Is your aging parent or elderly loved one hesitant to toss anything? If you’ve noticed clutter everywhere from the kitchen countertops to closets and even the top of the dresser, there are lots of potential reasons seniors love to “hoard” things. It may simply be your loved one doesn’t have the energy to deal with the mess, or that he/she has the need to conserve or keeps things out of loyalty or sentimental attachment. Physical objects are precious memories for a lot of seniors, but you can help them gently ease out some of the clutter.
Is your loved one a clothes hoarder? Maybe your mom thinks she’ll lose weight and be able to fit into those smaller sizes one day, even though she hasn’t worn them in years. You can help out by asking mom to put the clothes she hasn’t worn in a while in a box or tote, then consider donating the clothes to charity if she doesn’t wear anything in the tote within the next six months.
Seniors are inclined to conserve. Maybe it goes back to difficult economic times, but seniors are “green” people who don’t want to waste or throw away anything that’s perfectly good. Convince your loved one that he/she can give and help others, and that letting go will make him or her feel better because the giving helps someone else in need.
Loyalty to loved ones and friends. Many seniors feel guilty about parting with gifts given to them over the years by friends and family, regardless of what the gift is or if they’ve ever used it. By returning a gift that’s unused or in good condition back to the giver (for instance, grandchildren) they will have something to cherish in the future.
Boxes and boxes of photos. Certainly old photos are packed with special memories, and seniors don’t want to get rid of them. Persuade your loved one to have photos converted to DVD or to start scrapbooking. Either, or both, will preserve those special memories while helping clear away some of the clutter!

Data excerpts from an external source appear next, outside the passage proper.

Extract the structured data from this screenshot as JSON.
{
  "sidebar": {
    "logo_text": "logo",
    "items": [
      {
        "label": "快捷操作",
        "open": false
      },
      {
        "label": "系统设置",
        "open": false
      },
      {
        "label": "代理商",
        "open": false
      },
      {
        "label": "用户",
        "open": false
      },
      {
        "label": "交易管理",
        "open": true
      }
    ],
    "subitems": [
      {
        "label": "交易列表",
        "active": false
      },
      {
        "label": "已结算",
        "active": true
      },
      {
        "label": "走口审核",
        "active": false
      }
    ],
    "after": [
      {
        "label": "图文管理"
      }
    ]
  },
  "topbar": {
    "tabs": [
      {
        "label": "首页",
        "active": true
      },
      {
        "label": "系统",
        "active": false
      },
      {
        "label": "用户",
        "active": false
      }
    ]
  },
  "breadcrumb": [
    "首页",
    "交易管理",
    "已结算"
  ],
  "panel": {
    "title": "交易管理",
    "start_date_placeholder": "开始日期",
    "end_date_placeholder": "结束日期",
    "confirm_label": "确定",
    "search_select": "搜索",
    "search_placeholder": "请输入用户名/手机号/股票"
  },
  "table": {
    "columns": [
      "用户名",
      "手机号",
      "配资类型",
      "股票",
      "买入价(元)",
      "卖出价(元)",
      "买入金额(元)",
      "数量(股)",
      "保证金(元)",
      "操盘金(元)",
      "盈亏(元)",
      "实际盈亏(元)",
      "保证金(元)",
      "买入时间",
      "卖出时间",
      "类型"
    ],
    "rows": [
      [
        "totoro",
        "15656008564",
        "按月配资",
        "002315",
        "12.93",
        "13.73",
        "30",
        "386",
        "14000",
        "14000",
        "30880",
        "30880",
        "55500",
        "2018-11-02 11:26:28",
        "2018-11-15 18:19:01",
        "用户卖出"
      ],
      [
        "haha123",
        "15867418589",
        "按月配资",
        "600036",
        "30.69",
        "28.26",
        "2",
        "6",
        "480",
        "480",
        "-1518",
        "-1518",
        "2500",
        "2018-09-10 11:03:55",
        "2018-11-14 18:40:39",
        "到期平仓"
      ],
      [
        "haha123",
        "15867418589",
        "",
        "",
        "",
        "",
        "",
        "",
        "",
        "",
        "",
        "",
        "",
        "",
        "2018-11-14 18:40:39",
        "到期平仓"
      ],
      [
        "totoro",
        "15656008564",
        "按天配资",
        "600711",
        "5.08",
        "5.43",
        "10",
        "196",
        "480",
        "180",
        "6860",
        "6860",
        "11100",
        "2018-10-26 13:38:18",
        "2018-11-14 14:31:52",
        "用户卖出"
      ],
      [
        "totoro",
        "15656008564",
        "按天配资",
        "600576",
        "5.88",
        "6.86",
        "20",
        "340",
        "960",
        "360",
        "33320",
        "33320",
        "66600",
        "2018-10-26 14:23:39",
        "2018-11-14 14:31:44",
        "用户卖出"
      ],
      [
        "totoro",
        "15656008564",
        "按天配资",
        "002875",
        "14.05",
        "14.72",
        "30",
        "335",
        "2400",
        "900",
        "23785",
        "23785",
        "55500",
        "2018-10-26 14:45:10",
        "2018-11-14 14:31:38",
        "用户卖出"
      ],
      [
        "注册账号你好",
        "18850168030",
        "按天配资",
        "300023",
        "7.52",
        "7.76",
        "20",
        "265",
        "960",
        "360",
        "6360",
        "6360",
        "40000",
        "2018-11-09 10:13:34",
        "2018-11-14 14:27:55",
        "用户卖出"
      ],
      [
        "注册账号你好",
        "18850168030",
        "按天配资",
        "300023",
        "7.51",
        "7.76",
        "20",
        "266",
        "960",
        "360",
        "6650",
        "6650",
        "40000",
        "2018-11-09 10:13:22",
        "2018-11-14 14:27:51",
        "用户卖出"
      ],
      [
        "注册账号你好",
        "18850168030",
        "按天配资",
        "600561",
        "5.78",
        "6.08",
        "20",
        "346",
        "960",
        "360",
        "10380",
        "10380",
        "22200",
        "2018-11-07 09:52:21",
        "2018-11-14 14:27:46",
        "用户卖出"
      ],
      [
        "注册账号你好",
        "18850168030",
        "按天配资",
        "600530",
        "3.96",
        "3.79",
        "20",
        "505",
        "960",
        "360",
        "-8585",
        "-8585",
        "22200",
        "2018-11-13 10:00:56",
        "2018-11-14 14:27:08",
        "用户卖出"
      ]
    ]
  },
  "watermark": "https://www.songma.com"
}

Having lots of stuff can often take the place of a companion, but it shouldn’t. Everywhere your aging loved one looks there are things that bring back memories of holidays, a departed spouse or child, grandchildren, events, etc. This could indicate your loved one is simply lonely or depressed, and either can make organization difficult. Talk to your loved one about getting a caregiver who can not only help clean, organize, prepare meals and handle other tasks, but also provide companionship as well.